Using the GPU Servers

Here are some notes on how to use the GPU servers (thanks to Brian Tran for creating this document). Before getting started, you’ll need a CS department account set up.

First, log into the general purpose server (e.g., portal01) using:

ssh -l _YourComputingID_ portal01.cs.virginia.edu

(for more, see https://www.cs.virginia.edu/wiki/doku.php?id=linux_ssh_access.

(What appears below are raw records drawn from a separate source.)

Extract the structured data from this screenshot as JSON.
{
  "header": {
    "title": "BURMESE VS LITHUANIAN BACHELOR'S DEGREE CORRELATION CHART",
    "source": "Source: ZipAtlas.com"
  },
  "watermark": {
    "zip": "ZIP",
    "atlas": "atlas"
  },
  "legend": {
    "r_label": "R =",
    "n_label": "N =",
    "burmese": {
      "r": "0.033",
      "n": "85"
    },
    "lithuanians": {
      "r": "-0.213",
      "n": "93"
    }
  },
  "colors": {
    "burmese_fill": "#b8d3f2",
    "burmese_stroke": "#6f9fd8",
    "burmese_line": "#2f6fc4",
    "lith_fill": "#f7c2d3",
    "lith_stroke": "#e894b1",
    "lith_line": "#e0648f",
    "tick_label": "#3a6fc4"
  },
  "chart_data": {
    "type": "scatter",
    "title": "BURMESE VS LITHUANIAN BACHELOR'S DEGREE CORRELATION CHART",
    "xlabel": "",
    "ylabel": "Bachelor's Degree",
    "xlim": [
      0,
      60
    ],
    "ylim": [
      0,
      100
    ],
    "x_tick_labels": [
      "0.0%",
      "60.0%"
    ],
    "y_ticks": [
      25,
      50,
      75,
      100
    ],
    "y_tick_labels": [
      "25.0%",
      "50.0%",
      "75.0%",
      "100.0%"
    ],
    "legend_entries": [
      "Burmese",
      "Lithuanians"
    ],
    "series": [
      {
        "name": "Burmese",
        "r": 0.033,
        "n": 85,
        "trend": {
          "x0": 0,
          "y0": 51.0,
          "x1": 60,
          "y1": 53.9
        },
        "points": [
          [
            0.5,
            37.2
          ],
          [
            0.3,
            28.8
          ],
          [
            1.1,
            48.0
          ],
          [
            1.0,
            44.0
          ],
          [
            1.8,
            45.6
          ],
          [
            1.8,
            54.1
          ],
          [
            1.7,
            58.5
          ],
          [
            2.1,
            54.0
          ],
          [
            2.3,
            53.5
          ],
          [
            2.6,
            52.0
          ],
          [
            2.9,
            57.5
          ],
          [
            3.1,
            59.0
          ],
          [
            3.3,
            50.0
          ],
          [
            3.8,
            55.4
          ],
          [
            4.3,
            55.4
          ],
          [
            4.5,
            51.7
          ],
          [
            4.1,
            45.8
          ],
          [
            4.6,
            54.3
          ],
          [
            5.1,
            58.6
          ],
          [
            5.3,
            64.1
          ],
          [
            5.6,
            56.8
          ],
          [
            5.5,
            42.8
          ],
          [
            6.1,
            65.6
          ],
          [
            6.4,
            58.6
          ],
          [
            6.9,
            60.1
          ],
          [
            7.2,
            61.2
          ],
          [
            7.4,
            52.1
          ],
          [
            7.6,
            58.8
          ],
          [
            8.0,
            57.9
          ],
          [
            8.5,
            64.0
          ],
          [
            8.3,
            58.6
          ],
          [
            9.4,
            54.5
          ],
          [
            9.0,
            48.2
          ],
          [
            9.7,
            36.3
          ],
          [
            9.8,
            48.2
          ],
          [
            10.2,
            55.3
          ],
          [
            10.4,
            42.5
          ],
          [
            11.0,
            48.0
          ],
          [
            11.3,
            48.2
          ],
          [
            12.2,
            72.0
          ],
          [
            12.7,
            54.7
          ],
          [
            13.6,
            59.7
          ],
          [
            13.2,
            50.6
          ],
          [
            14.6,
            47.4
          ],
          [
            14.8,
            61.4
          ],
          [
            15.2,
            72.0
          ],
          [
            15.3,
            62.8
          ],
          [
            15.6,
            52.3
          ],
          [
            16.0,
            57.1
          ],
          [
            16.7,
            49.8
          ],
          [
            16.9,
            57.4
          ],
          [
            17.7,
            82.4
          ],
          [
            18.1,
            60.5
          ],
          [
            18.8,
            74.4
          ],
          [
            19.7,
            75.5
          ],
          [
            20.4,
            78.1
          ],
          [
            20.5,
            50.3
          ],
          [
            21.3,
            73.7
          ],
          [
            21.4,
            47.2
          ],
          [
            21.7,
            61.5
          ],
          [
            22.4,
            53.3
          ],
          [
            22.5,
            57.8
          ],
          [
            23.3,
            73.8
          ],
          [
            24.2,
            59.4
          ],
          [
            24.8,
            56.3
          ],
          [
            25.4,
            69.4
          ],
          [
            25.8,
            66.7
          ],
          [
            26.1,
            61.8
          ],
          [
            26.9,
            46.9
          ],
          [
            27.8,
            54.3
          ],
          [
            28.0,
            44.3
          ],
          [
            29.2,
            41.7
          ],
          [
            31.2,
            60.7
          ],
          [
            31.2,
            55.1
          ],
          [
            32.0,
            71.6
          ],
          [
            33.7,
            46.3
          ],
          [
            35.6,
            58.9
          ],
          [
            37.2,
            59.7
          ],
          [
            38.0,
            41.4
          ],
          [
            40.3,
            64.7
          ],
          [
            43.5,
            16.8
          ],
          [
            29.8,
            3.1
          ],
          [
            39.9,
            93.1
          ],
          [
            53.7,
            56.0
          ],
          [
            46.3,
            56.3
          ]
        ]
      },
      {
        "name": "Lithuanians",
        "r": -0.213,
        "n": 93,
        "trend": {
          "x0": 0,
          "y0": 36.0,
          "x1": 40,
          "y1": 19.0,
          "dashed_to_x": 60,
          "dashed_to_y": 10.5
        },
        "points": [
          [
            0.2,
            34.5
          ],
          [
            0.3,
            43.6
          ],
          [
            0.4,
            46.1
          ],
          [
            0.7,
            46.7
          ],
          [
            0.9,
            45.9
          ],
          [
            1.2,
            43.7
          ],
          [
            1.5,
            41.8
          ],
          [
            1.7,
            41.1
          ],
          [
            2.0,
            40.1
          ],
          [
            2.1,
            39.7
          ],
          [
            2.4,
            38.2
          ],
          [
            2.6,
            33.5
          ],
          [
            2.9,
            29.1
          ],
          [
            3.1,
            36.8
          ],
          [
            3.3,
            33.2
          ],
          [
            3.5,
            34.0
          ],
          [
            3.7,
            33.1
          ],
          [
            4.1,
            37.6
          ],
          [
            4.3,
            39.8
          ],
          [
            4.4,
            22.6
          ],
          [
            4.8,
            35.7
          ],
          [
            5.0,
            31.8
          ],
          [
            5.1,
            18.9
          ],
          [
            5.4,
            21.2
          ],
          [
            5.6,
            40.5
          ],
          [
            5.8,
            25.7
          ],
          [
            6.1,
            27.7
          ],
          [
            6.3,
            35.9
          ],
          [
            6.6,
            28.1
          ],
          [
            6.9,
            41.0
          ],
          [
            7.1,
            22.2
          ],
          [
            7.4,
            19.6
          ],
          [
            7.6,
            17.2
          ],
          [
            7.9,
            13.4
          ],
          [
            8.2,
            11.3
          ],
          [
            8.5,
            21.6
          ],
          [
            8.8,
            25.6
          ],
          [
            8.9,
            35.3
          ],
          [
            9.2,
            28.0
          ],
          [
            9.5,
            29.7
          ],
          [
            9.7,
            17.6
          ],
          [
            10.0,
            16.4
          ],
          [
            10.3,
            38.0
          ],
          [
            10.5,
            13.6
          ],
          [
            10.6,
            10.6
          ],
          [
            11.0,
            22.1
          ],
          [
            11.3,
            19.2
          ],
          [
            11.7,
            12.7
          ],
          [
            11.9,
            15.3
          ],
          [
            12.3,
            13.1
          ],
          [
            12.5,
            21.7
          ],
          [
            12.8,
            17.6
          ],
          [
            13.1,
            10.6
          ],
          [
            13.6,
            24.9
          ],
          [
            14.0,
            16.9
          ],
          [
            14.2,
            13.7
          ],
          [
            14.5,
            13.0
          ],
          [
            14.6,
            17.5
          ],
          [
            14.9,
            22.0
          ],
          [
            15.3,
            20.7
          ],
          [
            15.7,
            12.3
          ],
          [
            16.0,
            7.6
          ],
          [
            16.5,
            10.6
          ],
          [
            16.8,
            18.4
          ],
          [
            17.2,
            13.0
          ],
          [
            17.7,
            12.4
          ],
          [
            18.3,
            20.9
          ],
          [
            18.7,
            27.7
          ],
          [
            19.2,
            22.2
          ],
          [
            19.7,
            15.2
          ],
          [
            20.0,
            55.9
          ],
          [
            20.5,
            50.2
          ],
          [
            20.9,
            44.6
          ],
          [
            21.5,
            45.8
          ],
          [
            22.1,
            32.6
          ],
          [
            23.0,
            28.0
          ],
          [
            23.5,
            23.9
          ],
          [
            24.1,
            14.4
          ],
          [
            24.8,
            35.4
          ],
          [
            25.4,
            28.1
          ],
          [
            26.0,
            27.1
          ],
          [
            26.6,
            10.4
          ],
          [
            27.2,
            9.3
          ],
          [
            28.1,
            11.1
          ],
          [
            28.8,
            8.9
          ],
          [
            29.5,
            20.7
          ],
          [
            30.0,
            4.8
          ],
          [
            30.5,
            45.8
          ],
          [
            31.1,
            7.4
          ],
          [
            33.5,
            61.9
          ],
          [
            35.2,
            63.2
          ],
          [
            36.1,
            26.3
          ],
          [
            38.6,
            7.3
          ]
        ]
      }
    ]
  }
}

Run srun -p gpu -w _ai01_ --pty bash -i -l to log into one of the nodes that support GPU. Change _ai01_ with the specific compute resource you are requesting (list of available compute resources are here: https://www.cs.virginia.edu/wiki/doku.php?id=compute_resources, you need to run the code on one of these nodes.
Run curl -O https://repo.anaconda.com/miniconda/Miniconda3-latest-Linux-x86_64.sh in the command shell. This will download anaconda. Follow the on-screen prompts.
Run sh Miniconda3-latest-Linux-x86_64.sh, and follow the on-screen prompts.
Create a virtual environment with command below. You should be able to use a recent version of python, unless you are stuck using libraries that haven’t been updated (and may need to use Python 2.7).

conda create -n yourenvname python=_x.x_ anaconda

You might need to configure the path explicitly to ensure anaconda works properly. For example, PATH=~/anaconda2/bin:$PATH
Cuda modules are already installed on the server and you only need to load by typing the two commands one by one: module load cudnn;
module load cuda-toolkit-9.0.
Activate environment with source activate env_name or conda activate env_name.
Download pytorch or tensorflow that is compatible with cuda 9.0:

conda install pytorch==1.0.1 torchvision==0.2.2 cudatoolkit=9.0 -c pytorch (details can be found from here, make sure you are looking for cuda 9.0: https://pytorch.org/get-started/previous-versions/)
pip install tensorflow-gpu==1.15 (check your own TF version and replace with matching one, details can be found here: https://www.tensorflow.org/install/gpu)

Run desired pytorch code, when you want to run the code again after logging out from the server, repeat the process of loading the two cuda modules and also set the path for Anaconda directory if needed and activate your virtual environment.